Merck KGaA’s $70 million bet on a treatment for a rare, locally aggressive cancer has delivered a phase 3 win. The tenosynovial giant cell tumor (TGCT) trial hit its primary endpoint, teeing up an option decision that could establish Merck as a global rival to Daiichi Sankyo and Ono Pharmaceutical in the indication.
The phase 3 trial tested CSF-1R inhibitor pimicotinib. Daiichi showed the mechanism can work in TGCT years ago, publishing phase 3 data in 2018 and winning FDA approval for Turalio the next year, but Merck identified a gap for another drug in the class. The German drugmaker paid Abbisko Therapeutics $70 million upfront for rights to pimicotinib in greater China and an option in the rest of the world last year.
Merck published phase 3 data on Tuesday. Investigators in China, Europe and North America randomized 94 people with TGCT to take pimicotinib or placebo. After 25 weeks of daily oral dosing, 54% of people on pimicotinib had responded, compared to 3.2% of their counterparts on placebo.
The result caused the study to hit its primary endpoint and suggests pimicotinib is competitive. Daiichi won approval for Turalio on the strength of a 120-patient study that reported response rates of 39% for the study drug and 0% for placebo at Week 25.
Merck reported statistically significant improvements in stiffness and pain. On the stiffness scale, Merck saw a 3.0 reduction in the pimicotinib group and a 0.57 dip in the placebo cohort. The figures for Turalio and placebo were 2.5 and 0.3, respectively, in Daiichi’s trial. More people on Turalio than placebo had a 30% or greater decrease in pain in Daiichi’s trial, but the difference fell short of statistical significance.

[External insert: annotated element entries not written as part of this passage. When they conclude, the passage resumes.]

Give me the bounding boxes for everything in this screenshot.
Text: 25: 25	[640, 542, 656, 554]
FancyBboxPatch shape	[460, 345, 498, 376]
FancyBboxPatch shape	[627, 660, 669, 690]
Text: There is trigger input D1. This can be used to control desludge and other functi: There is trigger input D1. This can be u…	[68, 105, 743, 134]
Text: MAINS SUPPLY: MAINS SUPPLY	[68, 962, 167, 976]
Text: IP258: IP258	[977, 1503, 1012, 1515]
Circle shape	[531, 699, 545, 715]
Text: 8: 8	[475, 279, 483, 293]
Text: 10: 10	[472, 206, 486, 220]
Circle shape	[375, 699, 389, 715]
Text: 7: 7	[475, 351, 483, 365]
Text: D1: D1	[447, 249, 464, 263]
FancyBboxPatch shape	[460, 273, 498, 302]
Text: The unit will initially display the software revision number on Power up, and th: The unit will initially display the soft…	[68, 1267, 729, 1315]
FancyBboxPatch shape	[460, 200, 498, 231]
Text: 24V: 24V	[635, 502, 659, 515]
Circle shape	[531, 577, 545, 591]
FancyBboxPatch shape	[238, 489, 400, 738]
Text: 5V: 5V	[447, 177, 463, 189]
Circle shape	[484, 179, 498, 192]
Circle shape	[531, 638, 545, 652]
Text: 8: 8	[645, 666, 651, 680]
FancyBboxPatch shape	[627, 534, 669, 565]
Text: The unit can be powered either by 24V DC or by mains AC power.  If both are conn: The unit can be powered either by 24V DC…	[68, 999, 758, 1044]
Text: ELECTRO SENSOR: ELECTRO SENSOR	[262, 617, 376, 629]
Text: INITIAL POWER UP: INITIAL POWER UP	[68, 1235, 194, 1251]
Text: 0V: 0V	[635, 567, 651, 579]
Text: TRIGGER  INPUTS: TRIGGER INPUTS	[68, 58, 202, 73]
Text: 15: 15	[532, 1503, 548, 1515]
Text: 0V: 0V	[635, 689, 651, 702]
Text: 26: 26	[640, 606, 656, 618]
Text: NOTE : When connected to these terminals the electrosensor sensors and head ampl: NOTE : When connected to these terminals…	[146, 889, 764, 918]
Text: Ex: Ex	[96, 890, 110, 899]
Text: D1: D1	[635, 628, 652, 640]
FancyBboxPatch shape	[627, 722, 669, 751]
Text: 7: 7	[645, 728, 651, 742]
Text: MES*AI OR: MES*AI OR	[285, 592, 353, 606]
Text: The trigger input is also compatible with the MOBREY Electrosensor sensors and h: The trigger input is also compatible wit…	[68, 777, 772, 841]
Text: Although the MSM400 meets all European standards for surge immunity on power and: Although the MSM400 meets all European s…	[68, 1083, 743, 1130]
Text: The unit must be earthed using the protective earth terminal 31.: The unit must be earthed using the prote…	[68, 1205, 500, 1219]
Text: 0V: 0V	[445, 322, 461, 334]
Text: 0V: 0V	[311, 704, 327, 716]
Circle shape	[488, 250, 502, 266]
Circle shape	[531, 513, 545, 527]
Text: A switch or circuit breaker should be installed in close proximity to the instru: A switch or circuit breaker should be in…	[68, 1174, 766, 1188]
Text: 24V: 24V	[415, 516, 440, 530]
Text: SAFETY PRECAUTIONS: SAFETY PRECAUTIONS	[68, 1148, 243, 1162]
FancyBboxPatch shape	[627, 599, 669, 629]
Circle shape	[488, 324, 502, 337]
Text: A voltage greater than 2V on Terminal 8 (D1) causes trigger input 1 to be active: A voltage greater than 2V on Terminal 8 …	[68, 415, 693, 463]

There were differences between the pimicotinib and Turalio trials that could confound comparisons of the data. Chinese sites enrolled almost half the patients in the pimicotinib trial. U.S. and Canadian sites enrolled 22% of the patients between them. The Turalio trial only activated sites in Australia, Europe and North America, and the U.S. dominated. Two-thirds of patients took pimicotinib, versus half for Turalio.
It is possible Merck will avoid a direct confrontation with Turalio. Daiichi’s drug is only approved in the U.S. As it stands, Merck only has the rights to pimicotinib in the Chinese mainland, Hong Kong, Macau and Taiwan. Deciphera Pharmaceuticals, a wholly owned subsidiary of Ono, has filed for approval of vimseltinib, another CSF-1R inhibitor, in the U.S. and Europe, but Merck could be first to market in China.
Merck is preparing to share the phase 3 data with regulators in China but is yet to say whether it will take up its option on pimicotinib in the rest of the world. Competition could be more intense in Europe and, in particular, the U.S. TGCT is rare, with an estimated global incidence of 43 cases per 1 million people, and the clear edge pimicotinib had in phase 1, when the response rate was 88%, eroded in phase 3.
Safety and tolerability is one area in which the challengers could differentiate themselves from Turalio. The FDA slapped a boxed warning on Turalio after Daiichi saw liver toxicity in phase 3. There was no evidence of cholestatic hepatotoxicity or drug-induced liver injury in the phase 3 vimseltinib trial.
Similarly, Merck reported no evidence of cholestatic hepatotoxicity in its phase 3 study. The drugmaker said pimicotinib was well tolerated. One patient stopped treatment after a treatment-emergent adverse event (TEAE). Five patients moved to a lower dose because of a TEAE.